Traditional data centres are usually treated as “firm loads”, meaning the electricity system must assume they will draw their full power requirements at all times. The London trial explored an alternative model in which data centres act as flexible loads that can temporarily reduce consumption during periods of grid stress.
If implemented at scale, this approach could make it easier for electricity networks to accommodate the growth of AI infrastructure while maintaining grid stability.

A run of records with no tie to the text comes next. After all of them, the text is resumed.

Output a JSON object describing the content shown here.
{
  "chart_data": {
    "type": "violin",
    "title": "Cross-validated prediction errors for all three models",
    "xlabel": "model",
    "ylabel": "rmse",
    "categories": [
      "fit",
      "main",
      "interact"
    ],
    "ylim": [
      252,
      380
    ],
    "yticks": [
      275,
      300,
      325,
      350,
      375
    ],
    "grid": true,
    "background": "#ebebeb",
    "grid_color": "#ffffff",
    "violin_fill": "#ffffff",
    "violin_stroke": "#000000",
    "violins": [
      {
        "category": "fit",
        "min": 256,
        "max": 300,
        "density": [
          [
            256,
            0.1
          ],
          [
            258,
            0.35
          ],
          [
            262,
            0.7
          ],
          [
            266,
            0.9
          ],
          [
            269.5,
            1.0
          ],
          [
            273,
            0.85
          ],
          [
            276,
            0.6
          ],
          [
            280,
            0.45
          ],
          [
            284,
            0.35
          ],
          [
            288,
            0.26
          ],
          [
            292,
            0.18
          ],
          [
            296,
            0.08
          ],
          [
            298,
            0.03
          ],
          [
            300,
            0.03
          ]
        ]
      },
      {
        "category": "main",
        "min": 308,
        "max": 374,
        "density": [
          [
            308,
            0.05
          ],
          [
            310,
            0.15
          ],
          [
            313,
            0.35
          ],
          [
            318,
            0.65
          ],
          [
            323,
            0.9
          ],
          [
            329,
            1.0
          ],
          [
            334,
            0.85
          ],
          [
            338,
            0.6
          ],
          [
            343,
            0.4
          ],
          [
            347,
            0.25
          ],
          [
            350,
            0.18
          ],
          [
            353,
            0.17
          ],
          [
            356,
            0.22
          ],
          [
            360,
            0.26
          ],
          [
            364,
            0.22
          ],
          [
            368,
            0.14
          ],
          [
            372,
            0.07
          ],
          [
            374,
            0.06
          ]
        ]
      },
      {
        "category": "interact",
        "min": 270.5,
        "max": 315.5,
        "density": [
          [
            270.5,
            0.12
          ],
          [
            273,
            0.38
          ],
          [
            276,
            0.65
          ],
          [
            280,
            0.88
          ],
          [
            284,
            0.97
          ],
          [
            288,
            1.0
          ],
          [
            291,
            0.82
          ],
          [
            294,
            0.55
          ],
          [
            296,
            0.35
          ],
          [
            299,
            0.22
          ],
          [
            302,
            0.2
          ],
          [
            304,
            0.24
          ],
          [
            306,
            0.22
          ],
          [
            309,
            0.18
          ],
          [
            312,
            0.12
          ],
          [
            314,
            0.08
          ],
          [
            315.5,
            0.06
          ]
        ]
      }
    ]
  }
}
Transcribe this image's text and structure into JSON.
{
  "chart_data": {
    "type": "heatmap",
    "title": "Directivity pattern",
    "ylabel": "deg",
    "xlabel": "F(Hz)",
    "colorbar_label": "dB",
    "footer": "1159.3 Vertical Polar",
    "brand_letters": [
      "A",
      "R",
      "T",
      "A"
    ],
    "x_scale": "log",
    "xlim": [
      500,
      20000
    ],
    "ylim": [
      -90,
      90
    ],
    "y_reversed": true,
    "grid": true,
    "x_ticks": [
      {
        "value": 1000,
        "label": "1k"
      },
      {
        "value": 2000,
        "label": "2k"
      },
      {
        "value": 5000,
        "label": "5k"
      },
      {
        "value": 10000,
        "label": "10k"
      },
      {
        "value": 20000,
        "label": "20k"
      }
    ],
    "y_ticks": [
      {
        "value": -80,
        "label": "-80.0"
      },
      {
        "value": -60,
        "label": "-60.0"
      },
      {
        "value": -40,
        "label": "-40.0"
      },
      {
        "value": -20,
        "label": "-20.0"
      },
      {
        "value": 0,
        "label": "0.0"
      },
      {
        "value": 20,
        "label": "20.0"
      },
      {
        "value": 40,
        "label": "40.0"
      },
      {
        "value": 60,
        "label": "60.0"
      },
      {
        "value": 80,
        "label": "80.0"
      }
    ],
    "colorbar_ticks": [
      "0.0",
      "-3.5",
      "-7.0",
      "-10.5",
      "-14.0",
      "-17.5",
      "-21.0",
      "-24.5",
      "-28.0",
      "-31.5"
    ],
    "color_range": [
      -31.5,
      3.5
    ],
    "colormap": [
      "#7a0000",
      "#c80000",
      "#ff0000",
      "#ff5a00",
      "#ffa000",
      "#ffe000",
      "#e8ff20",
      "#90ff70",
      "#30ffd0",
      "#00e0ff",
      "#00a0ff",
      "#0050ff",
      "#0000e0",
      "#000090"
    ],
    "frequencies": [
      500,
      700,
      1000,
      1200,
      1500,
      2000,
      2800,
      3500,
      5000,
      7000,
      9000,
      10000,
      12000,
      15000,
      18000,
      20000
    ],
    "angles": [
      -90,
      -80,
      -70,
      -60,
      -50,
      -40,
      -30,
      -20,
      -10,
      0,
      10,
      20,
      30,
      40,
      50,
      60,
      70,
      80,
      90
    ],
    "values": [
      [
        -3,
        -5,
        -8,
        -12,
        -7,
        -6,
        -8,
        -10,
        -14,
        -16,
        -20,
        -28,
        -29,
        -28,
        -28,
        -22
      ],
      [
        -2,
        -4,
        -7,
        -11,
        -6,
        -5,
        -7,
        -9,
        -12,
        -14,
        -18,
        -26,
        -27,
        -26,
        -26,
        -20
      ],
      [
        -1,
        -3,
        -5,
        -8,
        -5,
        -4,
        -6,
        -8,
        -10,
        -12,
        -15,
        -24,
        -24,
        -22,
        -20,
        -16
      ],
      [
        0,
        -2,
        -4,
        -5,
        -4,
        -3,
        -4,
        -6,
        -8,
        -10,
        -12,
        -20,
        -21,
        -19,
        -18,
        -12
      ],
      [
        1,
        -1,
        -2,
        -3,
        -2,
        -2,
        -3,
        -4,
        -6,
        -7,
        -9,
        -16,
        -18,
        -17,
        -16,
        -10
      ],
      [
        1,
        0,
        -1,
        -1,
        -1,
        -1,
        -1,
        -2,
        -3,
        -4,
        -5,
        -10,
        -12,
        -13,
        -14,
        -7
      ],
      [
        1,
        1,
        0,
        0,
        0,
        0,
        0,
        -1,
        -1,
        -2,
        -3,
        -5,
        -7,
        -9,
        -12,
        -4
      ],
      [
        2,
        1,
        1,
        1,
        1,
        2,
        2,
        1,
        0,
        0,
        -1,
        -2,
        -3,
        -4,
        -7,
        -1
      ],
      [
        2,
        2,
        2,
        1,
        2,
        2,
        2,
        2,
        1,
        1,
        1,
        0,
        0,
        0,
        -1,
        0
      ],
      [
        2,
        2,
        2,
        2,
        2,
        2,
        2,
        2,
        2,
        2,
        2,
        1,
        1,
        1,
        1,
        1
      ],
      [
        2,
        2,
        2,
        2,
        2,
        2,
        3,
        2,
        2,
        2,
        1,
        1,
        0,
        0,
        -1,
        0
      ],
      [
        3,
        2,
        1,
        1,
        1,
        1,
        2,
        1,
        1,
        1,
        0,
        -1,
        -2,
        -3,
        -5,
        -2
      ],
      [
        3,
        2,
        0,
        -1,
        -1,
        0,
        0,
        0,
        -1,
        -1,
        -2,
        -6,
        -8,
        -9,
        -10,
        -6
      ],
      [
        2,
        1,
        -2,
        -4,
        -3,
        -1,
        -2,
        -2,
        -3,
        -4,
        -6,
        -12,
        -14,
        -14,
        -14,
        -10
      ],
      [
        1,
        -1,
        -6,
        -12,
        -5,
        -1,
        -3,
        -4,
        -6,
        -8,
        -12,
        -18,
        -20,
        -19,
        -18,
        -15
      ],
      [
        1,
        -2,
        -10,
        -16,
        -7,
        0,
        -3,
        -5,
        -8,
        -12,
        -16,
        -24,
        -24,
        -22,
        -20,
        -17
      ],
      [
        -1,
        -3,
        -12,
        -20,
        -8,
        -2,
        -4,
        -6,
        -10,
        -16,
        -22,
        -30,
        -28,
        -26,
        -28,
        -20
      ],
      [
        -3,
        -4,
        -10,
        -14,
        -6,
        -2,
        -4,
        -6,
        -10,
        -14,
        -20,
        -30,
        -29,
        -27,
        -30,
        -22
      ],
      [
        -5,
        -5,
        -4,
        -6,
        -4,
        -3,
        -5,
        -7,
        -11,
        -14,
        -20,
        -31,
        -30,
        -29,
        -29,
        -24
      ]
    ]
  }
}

What Does This Mean For Your Business?
For businesses building or using AI infrastructure, the trial highlights a possible change in how data centres can interact with energy systems.
AI computing has often been criticised for its high energy consumption, particularly as demand for generative AI services continues to grow. The London trial suggests that AI infrastructure may also offer new tools for managing electricity demand more intelligently.
Flexible computing loads could allow data centres to reduce power consumption during peak demand periods or when renewable energy supply is limited. This could help organisations balance sustainability goals with the growing need for high-performance computing.
However, the model also introduces new operational considerations. Running AI infrastructure as a flexible grid resource requires sophisticated workload management systems capable of pausing or rescheduling non-critical tasks without affecting service levels.
As AI becomes more deeply integrated into business operations, the ability to manage computing workloads in ways that support both performance and energy resilience may become an important part of future data centre strategy.